Following a nearly -30% decline in the first half of the year, its worst start to a year ever, the NASDAQ 100 (US Tech 100) index has at least stabilized in the 11,000s this month. That fragile calm will be put to the test over the next couple of weeks as the heavily-weighted Big Tech stocks report earnings in the coming weeks (see my colleague Josh Warner’s full Big Tech earnings preview report).
Ahead of the fundamental data dump, it’s worthwhile to revisit the index’s outlook from a sentiment and technical perspective:
Nasdaq 100 traders are growing less bullish
According to our internal data, traders on our retail platforms (FOREX.com and City Index) are now less bullish on the Nasdaq 100 than they’ve been at any point since May, with “only” about 67% of open positions on the long side. Despite the ongoing bearish trend, this figure had risen as high as 88% long around the start of the month.
While it may “feel” good to be surrounded by people who agree with you, most experienced traders believe that the strongest signals from positioning data are contrarian; in other words, an extremely lopsided long position can signal a market that is more prone to falling (i.e. if “everyone” has already bought, then there is no one left to buy) whereas excessive bearish positioning could be a sign that the market may rally. In that light, our traders’ relatively pessimistic positioning in the Nasdaq 100 may be a signal that the index is poised for a potential counter-trend rally. That said, traders are still net long on balance, so its not necessary a sign of a long-term bottom.
Nasdaq 100 technical analysis
Meanwhile, from a technical perspective, Nasdaq 100 bulls have stopped the index’s downward slide over the last week. As the chart below shows, the index has put in a series of “higher lows” since testing 11,000 in mid-June, but prices have yet to break above the confluence of previous resistance and the 50-day EMA at 12,200:
Source: StoneX, TradingView
Notably, the index’s RSI indicator is forming a similar pattern as price itself; astute traders will be monitoring the indicator for a breakout that could lead or confirm the breakout in price itself.

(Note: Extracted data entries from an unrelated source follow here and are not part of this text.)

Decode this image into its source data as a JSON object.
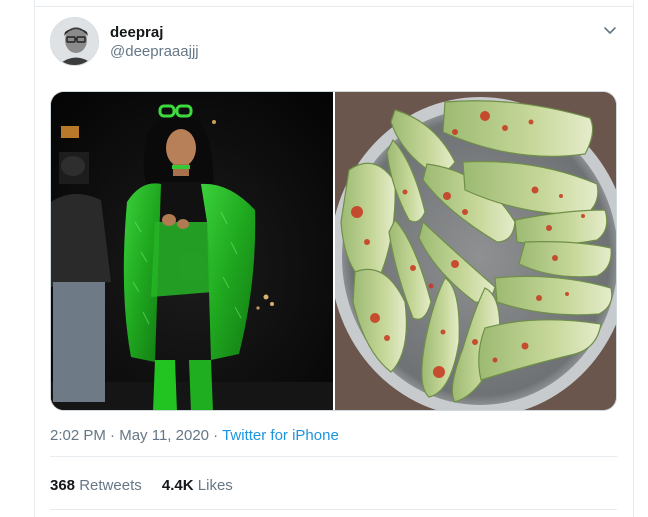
{
  "tweet": {
    "author": {
      "display_name": "deepraj",
      "handle": "@deepraaajjj"
    },
    "timestamp": {
      "time": "2:02 PM",
      "date": "May 11, 2020",
      "separator": "·"
    },
    "source": "Twitter for iPhone",
    "stats": {
      "retweets": {
        "count": "368",
        "label": "Retweets"
      },
      "likes": {
        "count": "4.4K",
        "label": "Likes"
      }
    },
    "media": [
      {
        "kind": "photo",
        "subject": "person-in-green-fur-coat"
      },
      {
        "kind": "photo",
        "subject": "raw-mango-slices-with-chili-on-plate"
      }
    ]
  },
  "icons": {
    "caret": "chevron-down-icon"
  },
  "colors": {
    "link": "#1b95e0",
    "muted": "#657786",
    "text": "#14171a",
    "divider": "#e6ecf0"
  }
}
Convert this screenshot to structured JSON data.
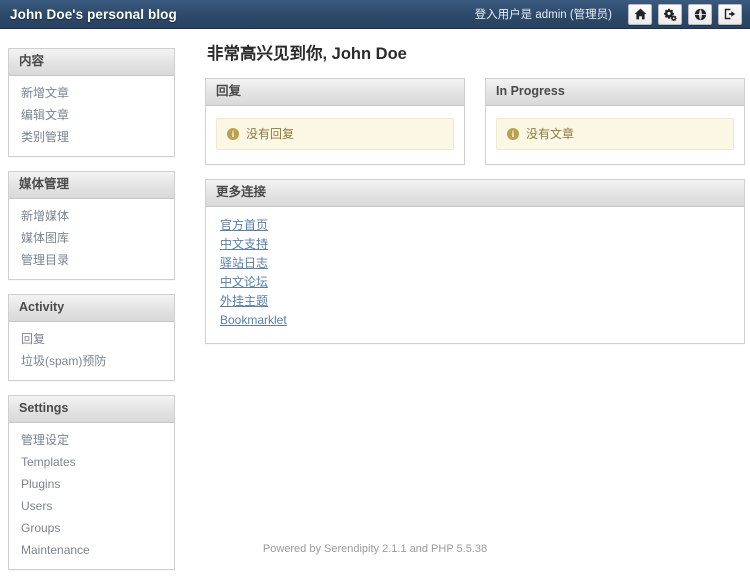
{
  "header": {
    "brand": "John Doe's personal blog",
    "login_info": "登入用户是 admin (管理员)",
    "buttons": [
      {
        "name": "home-icon",
        "label": "Frontend"
      },
      {
        "name": "gears-icon",
        "label": "Configuration"
      },
      {
        "name": "globe-icon",
        "label": "Language"
      },
      {
        "name": "logout-icon",
        "label": "Logout"
      }
    ]
  },
  "sidebar": {
    "panels": [
      {
        "title": "内容",
        "items": [
          {
            "label": "新增文章"
          },
          {
            "label": "编辑文章"
          },
          {
            "label": "类别管理"
          }
        ]
      },
      {
        "title": "媒体管理",
        "items": [
          {
            "label": "新增媒体"
          },
          {
            "label": "媒体图库"
          },
          {
            "label": "管理目录"
          }
        ]
      },
      {
        "title": "Activity",
        "items": [
          {
            "label": "回复"
          },
          {
            "label": "垃圾(spam)预防"
          }
        ]
      },
      {
        "title": "Settings",
        "items": [
          {
            "label": "管理设定"
          },
          {
            "label": "Templates"
          },
          {
            "label": "Plugins"
          },
          {
            "label": "Users"
          },
          {
            "label": "Groups"
          },
          {
            "label": "Maintenance"
          }
        ]
      }
    ]
  },
  "main": {
    "page_title": "非常高兴见到你, John Doe",
    "cards": [
      {
        "title": "回复",
        "notice": "没有回复"
      },
      {
        "title": "In Progress",
        "notice": "没有文章"
      }
    ],
    "links_panel": {
      "title": "更多连接",
      "links": [
        {
          "label": "官方首页"
        },
        {
          "label": "中文支持"
        },
        {
          "label": "驿站日志"
        },
        {
          "label": "中文论坛"
        },
        {
          "label": "外挂主题"
        },
        {
          "label": "Bookmarklet"
        }
      ]
    }
  },
  "footer": {
    "text": "Powered by Serendipity 2.1.1 and PHP 5.5.38"
  },
  "colors": {
    "header_bg": "#2d4968",
    "notice_bg": "#fbf7e4",
    "notice_text": "#8d7a3f",
    "link": "#5a7fa8"
  }
}
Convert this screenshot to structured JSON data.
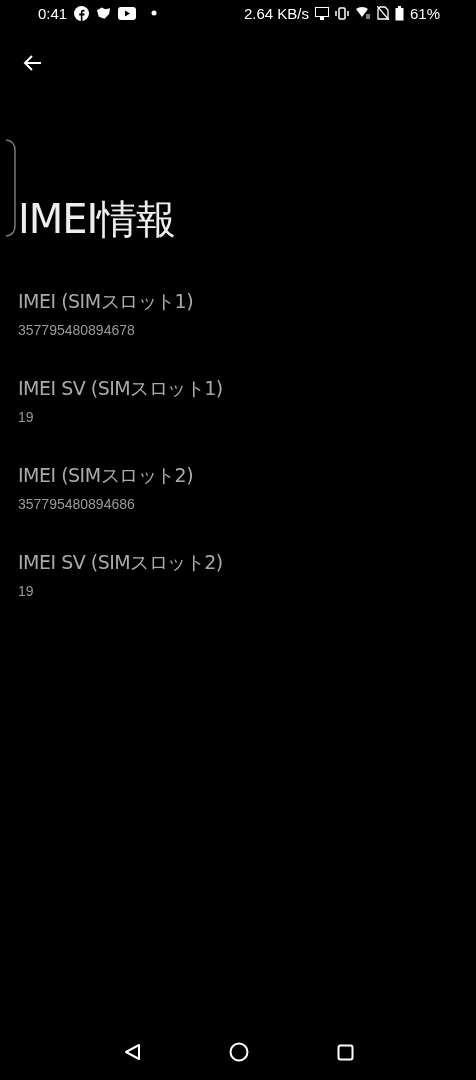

Ultimately, the Nasdaq 100’s near-term performance will hinge on how investors interpret the Big Tech earnings season, starting with Netflix’s highly-anticipated report this afternoon. That said, the balance of the positioning, technical, and fundamental forces still suggest the index is in a bear market, and traders are likely to fade any near-term rallies at least until prices can break durably above 13,000.